A princípio tentou demover a ideia.Loucura. Precipitação. Pensa nas meninas, Iva.

-Pois é nelas que estou pensando. Minha filha tem uma vida inteira pela frente, Melissa. Tanto sonho, tanta vontade de viver. Não é justo.

O marido mexia na cama, esticava as pernas, batia os braços. Feliz, como uma criança às vésperas do natal ou aniversário. Melissa agradeceu outra vez, pelo casamento com aquele homem bom, provedor da família e que não via a hora de ter um carro melhor para agradar e orgulhar a família. Iva não teve sorte. Nunca pôde contar com o marido. Em seu semblante sempre abatido, as marcas da decepção,da falta de perspectivas, da solidão ainda que acompanhada, a pior de todas.

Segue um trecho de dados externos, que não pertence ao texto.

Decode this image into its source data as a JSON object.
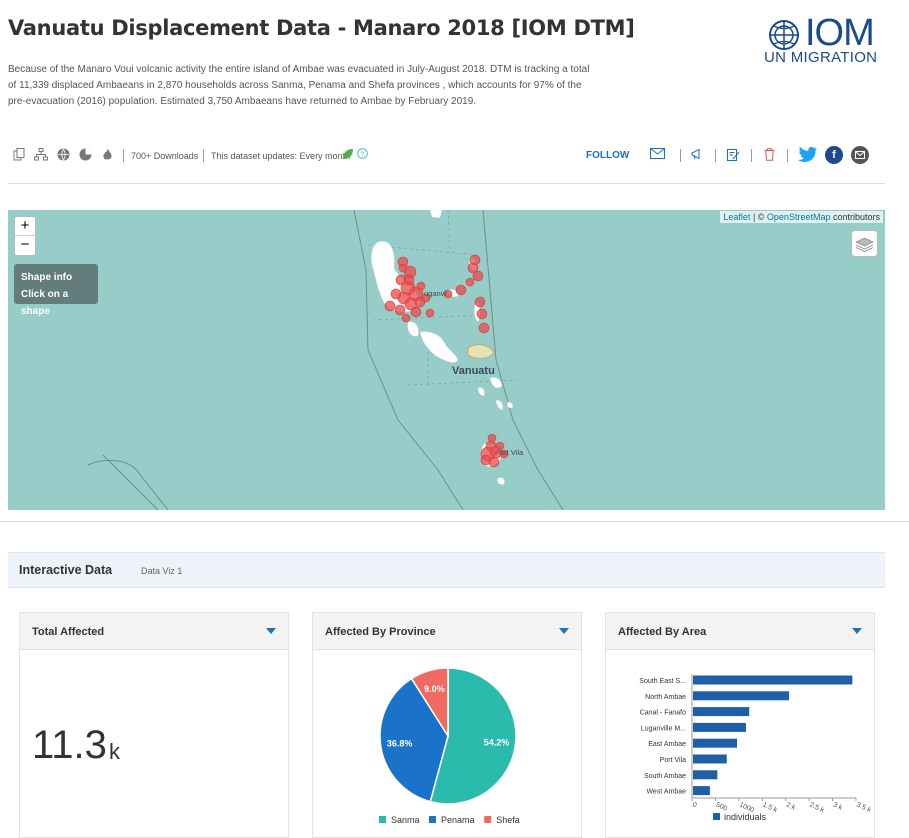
{
  "header": {
    "title": "Vanuatu Displacement Data - Manaro 2018 [IOM DTM]",
    "description": "Because of the Manaro Voui volcanic activity the entire island of Ambae was evacuated in July-August 2018. DTM is tracking a total of 11,339 displaced Ambaeans in 2,870 households across Sanma, Penama and Shefa provinces , which accounts for 97% of the pre-evacuation (2016) population. Estimated 3,750 Ambaeans have returned to Ambae by February 2019."
  },
  "logo": {
    "name": "IOM",
    "subtitle": "UN MIGRATION",
    "color": "#1a4b8c"
  },
  "toolbar": {
    "icons": [
      "copy-icon",
      "network-icon",
      "globe-icon",
      "pie-icon",
      "flame-icon"
    ],
    "downloads": "700+ Downloads",
    "updates": "This dataset updates: Every month",
    "follow": "FOLLOW",
    "action_icons": [
      "mail-icon",
      "megaphone-icon",
      "edit-icon",
      "trash-icon"
    ],
    "social_icons": [
      "twitter-icon",
      "facebook-icon",
      "email-icon"
    ]
  },
  "map": {
    "zoom_in": "+",
    "zoom_out": "−",
    "shape_info_title": "Shape info",
    "shape_info_hint": "Click on a shape",
    "attribution_leaflet": "Leaflet",
    "attribution_sep": " | © ",
    "attribution_osm": "OpenStreetMap",
    "attribution_rest": " contributors",
    "label_country": "Vanuatu",
    "label_city1": "Port Vila",
    "label_city2": "uganvi",
    "water_color": "#96cdc9",
    "marker_color": "#e84a4a"
  },
  "interactive": {
    "title": "Interactive Data",
    "tab": "Data Viz 1"
  },
  "cards": {
    "total": {
      "title": "Total Affected",
      "value": "11.3",
      "unit": "k"
    },
    "province": {
      "title": "Affected By Province"
    },
    "area": {
      "title": "Affected By Area"
    }
  },
  "chart_data": [
    {
      "type": "pie",
      "title": "Affected By Province",
      "categories": [
        "Sanma",
        "Penama",
        "Shefa"
      ],
      "values": [
        54.2,
        36.8,
        9.0
      ],
      "labels": [
        "54.2%",
        "36.8%",
        "9.0%"
      ],
      "colors": [
        "#2bbbad",
        "#1a73c8",
        "#ef6b62"
      ],
      "legend": "bottom"
    },
    {
      "type": "bar",
      "orientation": "horizontal",
      "title": "Affected By Area",
      "categories": [
        "South East S...",
        "North Ambae",
        "Canal - Fanafo",
        "Luganville M...",
        "East Ambae",
        "Port Vila",
        "South Ambae",
        "West Ambae"
      ],
      "series": [
        {
          "name": "individuals",
          "values": [
            3400,
            2050,
            1200,
            1130,
            940,
            720,
            520,
            360
          ]
        }
      ],
      "xticks": [
        "0",
        "500",
        "1000",
        "1.5 k",
        "2 k",
        "2.5 k",
        "3 k",
        "3.5 k"
      ],
      "xlim": [
        0,
        3500
      ],
      "color": "#1f5fa8",
      "legend": "bottom"
    }
  ]
}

Melissa apertou os olhos. Não gostava de se imaginar listando com Iva os modos de morrer ,deixando o dinheiro do seguro para o tratamento de Camila.

-E ainda tem a pensão. As meninas vão ficar amparadas, Mê.

Quando a casa se aquietou e o marido alcançou um pouco de paz, se levantou. Olhou os filhos dormindo o sono dos resguardados. Os sogros , no quarto ao lado. Ficou tentada a telefonar, mandar uma mensagem para a colega de trabalho. Não. Os argumentos tinham esgotado e lá no fundo, a atitude de Iva tinha uma certa lógica. Se fosse ela, se vendo na mesma situação, não faria o mesmo?

-O pai das meninas é ladino, primeiro as coisas dele. Por isso, preciso de sua ajuda. Você não é tonta feito eu. Quero que fique de olho pra ele não desviar o dinheiro.

Prometeu contrariada, se sentindo um daqueles personagens míticos que conheceu no tempo da escola. Deuses, semideuses criados, na maioria das vezes, para explicar o incompreensível. Estava ela , tomando Iva pela mão, conduzindo para o outro lado da vida.

Ficou sentada no sofá até o dia amanhecer.E se a colega aguardasse mais um pouco? Talvez,um milagre acontecesse. Novos exames?Mudança na política dos bancos resultando num grande empréstimo?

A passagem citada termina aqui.